49. Describe a typical CI/CD pipeline for a .NET application on Kubernetes in Azure/AWS.

Answer:

  1. Source Stage: Code committed to Git (Azure Repos, GitHub, AWS CodeCommit).

  2. Build Stage (CI):

    • Triggered by commit.

    • CI tool (Azure DevOps Pipelines, GitHub Actions, AWS CodeBuild, Jenkins) runs dotnet restore, dotnet build, dotnet test.

    • Builds Docker image for .NET app.

    • Scans Docker image for vulnerabilities.

    • Pushes Docker image to container registry (ACR/ECR).

  3. Release/Deployment Stage (CD):

    • Triggered by successful image push.

    • Updates Kubernetes manifest (e.g., Deployment YAML) with the new image tag.

    • Applies manifest to target Kubernetes cluster (AKS/EKS) using kubectl or Helm.

    • Runs automated integration/end-to-end tests against the deployed application.

    • Implements progressive delivery strategies (rolling updates, canary, blue/green).

    • Monitors deployment health and rolls back if necessary.

50. What is the importance of Kubernetes readiness and liveness probes for zero-downtime deployments of .NET apps?

Answer:

  • Readiness Probes: Crucial for zero-downtime. They prevent traffic from being sent to a newly deployed or restarted .NET Pod until it's fully initialized, has loaded all dependencies, and is ready to process requests. This avoids HTTP 503 errors during deployments.

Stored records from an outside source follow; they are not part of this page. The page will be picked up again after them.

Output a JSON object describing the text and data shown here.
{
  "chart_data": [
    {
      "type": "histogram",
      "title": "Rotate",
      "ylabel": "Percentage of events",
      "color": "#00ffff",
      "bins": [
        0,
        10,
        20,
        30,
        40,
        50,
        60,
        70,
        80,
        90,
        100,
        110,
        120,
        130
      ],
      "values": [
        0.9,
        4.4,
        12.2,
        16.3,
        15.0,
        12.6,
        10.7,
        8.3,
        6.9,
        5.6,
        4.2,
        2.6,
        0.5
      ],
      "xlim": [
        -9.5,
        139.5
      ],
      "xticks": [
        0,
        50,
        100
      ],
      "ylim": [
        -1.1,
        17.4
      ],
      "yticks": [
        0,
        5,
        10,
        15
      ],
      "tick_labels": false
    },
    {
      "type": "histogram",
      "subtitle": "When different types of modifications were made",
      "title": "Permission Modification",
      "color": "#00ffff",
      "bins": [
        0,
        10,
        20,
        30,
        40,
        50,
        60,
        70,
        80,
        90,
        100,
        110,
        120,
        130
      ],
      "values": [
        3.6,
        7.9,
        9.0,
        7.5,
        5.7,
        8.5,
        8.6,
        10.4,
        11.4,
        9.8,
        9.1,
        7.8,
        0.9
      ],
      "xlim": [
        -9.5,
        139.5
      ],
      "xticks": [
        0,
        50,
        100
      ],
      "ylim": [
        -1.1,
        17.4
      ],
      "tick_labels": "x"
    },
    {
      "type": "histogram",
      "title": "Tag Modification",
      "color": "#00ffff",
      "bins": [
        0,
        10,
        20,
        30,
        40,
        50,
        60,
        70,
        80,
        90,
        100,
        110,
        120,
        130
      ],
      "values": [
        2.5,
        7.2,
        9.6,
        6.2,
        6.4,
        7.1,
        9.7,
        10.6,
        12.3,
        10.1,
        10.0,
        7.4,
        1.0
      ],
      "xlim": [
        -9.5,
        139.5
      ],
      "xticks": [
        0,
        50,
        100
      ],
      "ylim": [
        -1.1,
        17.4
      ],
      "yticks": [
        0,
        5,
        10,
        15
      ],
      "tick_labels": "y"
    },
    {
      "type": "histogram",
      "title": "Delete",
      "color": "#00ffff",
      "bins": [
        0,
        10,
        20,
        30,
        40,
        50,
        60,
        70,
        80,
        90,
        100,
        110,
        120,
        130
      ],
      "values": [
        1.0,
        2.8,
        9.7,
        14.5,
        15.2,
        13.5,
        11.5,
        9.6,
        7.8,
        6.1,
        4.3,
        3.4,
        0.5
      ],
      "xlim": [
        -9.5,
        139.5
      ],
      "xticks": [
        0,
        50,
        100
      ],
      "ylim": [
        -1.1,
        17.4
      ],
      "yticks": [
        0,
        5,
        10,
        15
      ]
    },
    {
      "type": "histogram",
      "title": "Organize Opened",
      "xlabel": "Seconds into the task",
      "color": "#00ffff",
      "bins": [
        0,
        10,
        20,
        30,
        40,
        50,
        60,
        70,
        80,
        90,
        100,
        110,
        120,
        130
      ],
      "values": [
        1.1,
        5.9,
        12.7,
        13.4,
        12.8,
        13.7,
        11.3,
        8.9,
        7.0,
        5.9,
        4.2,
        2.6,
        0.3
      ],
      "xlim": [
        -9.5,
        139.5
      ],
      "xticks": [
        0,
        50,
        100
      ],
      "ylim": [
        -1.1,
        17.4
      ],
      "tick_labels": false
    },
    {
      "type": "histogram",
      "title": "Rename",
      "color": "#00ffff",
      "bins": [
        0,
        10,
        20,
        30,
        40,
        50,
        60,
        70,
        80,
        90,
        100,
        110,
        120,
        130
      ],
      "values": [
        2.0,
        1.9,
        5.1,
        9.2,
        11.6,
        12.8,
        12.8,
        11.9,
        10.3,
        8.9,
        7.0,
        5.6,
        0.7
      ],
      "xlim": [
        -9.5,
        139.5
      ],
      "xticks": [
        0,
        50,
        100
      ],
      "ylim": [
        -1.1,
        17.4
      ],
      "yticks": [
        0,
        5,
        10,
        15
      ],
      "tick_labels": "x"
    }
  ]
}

  • Liveness Probes: Ensure long-running stability. If a .NET app gets into a bad state (e.g., memory leak, deadlock) and stops responding, the liveness probe will fail, and Kubernetes will restart the Pod, bringing it back to a healthy state without manual intervention. Together, they ensure that only healthy and ready instances of your .NET application are serving traffic at any given time, which is fundamental for high availability and zero-downtime deployments.